# Airstone for humidity?



## ChrisFL (May 2, 2007)

Anyone tried this in a small vivarium or orchidarium? Using an aquarium air pump/airstone in a container of DI water to boost humidity? Does it work?


----------



## KeroKero (Jun 13, 2004)

Most of our tanks you don't really need it, as the lids are designed to hold in most/all the humidity given off in the tank, as well as misting. Misting is the key here... that's how a lot of the humidity is developed, and it also acts as a way to wash the tank too, and stimulate the frogs as well. Skip the air stone and get a good spray bottle/pump mister/misting system, depending on how many tanks you have. 

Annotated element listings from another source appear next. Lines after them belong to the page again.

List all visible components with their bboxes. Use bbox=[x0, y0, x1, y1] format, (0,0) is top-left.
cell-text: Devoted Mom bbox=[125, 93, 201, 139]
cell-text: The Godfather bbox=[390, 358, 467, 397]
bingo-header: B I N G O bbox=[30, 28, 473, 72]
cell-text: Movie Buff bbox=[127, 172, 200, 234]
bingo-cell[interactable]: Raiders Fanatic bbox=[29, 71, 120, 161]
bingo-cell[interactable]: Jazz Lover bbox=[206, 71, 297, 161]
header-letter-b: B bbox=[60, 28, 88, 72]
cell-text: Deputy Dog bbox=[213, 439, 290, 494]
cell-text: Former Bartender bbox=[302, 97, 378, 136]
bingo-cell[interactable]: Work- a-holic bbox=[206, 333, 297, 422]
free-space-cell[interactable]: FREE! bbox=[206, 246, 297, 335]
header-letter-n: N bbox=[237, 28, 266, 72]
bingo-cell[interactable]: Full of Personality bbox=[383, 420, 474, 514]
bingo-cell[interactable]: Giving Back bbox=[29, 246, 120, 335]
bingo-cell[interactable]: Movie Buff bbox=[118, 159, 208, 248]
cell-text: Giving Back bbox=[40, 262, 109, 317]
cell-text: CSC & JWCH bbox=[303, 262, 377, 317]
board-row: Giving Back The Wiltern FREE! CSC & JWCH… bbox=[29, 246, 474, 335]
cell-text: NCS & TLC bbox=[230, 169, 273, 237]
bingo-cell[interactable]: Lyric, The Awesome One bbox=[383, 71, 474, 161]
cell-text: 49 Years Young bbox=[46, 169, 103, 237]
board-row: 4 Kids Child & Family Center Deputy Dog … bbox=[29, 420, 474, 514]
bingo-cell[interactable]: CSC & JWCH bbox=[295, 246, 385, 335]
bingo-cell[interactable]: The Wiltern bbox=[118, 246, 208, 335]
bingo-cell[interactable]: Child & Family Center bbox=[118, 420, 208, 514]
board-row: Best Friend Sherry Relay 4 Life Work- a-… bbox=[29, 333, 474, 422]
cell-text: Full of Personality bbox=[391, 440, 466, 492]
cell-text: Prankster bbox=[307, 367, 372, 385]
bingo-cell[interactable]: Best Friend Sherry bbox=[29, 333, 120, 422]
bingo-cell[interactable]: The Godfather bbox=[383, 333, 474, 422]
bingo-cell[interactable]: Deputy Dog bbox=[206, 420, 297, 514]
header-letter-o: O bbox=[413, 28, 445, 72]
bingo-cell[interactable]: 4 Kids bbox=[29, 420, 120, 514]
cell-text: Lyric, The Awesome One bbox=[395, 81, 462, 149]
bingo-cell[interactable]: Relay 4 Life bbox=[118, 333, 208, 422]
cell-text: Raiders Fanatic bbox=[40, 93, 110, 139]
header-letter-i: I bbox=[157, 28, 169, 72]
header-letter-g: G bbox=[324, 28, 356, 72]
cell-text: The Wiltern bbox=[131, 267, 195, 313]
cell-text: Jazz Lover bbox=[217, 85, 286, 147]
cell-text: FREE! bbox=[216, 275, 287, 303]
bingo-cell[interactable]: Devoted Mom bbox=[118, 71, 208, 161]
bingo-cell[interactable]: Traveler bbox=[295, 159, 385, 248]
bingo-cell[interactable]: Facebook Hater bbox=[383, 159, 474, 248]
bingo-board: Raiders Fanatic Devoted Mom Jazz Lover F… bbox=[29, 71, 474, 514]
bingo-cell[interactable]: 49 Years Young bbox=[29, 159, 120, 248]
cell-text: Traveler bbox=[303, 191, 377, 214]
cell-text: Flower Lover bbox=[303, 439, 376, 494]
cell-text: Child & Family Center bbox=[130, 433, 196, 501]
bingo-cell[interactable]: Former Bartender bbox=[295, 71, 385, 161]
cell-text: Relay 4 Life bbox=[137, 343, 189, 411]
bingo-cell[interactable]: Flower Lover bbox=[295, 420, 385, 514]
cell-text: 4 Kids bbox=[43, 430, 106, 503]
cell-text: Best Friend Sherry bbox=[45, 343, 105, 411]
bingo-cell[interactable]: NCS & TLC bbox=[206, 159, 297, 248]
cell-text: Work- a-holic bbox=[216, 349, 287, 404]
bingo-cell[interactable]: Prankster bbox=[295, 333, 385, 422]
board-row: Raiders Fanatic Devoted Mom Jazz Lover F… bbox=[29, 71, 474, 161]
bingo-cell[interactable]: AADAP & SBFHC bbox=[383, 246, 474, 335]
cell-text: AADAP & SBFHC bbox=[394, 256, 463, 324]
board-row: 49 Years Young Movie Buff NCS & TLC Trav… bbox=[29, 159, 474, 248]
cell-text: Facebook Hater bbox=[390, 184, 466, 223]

I actually am setting up a misting system... but still plan to hand mist to flush out water sources and to wash down the tank, which the misting systems aren't super good at doing.


----------



## lilruthie102 (Aug 2, 2006)

I tried using an airstone in my 44 gallon and the noise from the pump was carried into the tank by the tubing and then amplified. It made me crazy so I took it out. Just a thought.


----------



## Guest (Jul 13, 2007)

They actually sell a humidifier that works the same. A container of water and an airstone in the container. Then there is an air pump pumping the humid air from the container into the tank. It never really did much and to me was a waste of money. I have a lot of tanks that can maintain a high relative humidity with just 1 daily misting.


----------